Agent mode configuration in .java-functional-lsp.json:
{
"autoImportVavr": true,
"strictPurity": true
}| Key | Default | Effect |
|---|---|---|
autoImportVavr |
true |
Quick fixes auto-add Vavr/Option imports |
autoImportLombok |
true |
The mutable-dto quick fix auto-adds import lombok.Value |
strictPurity |
false |
When true, impure-method uses WARNING severity instead of HINT |
Note: The machine-readable
datapayload is always included in diagnostics when available — no configuration needed.
The server has two layers:
- Custom rules — uses tree-sitter with the Java grammar for sub-millisecond AST analysis (~0.4ms per file). No compiler or classpath needed — runs on raw source files.
- Java language features — proxies Eclipse jdtls for compile errors, completions, hover, go-to-definition, and references.

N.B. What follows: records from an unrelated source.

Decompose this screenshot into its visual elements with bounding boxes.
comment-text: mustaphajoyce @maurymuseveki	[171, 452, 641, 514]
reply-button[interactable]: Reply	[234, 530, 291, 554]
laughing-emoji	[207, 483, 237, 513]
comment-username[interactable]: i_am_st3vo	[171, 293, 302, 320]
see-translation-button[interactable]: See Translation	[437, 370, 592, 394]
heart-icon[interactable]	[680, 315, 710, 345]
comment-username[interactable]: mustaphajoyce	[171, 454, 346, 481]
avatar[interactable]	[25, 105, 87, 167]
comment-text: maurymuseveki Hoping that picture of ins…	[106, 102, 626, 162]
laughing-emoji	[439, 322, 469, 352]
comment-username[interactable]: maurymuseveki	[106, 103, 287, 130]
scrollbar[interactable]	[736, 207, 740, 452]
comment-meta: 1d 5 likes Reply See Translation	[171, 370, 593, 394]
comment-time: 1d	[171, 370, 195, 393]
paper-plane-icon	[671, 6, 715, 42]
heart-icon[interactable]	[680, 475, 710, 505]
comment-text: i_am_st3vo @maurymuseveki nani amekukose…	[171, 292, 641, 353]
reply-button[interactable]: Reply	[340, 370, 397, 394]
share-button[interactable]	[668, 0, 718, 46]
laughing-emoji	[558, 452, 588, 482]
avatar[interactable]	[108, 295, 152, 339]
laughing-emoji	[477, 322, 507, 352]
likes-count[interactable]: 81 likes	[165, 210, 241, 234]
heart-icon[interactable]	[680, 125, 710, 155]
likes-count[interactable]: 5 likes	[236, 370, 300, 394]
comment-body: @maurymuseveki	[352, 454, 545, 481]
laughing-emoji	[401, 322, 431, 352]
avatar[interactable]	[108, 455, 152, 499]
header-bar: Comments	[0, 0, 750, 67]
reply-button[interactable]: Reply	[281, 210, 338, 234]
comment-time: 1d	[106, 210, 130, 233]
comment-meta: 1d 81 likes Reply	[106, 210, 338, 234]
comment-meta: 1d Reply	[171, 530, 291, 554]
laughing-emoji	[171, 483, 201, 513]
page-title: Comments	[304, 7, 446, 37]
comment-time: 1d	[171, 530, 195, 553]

Diagnostics from both layers are merged and published together.
The server speaks the Language Server Protocol (LSP) via stdio, making it compatible with any LSP client.
# Clone and setup
git clone https://github.com/aviadshiber/java-functional-lsp.git
cd java-functional-lsp
uv sync
git config core.hooksPath .githooks
# Run checks
uv run ruff check src/ tests/
uv run ruff format --check src/ tests/
uv run mypy src/
uv run pytestGit hooks in .githooks/ enforce quality automatically:
- pre-commit — runs lint, format, type check, and tests before each commit
- pre-push — blocks direct pushes to main (use feature branches + PRs)
See CONTRIBUTING.md for full guidelines.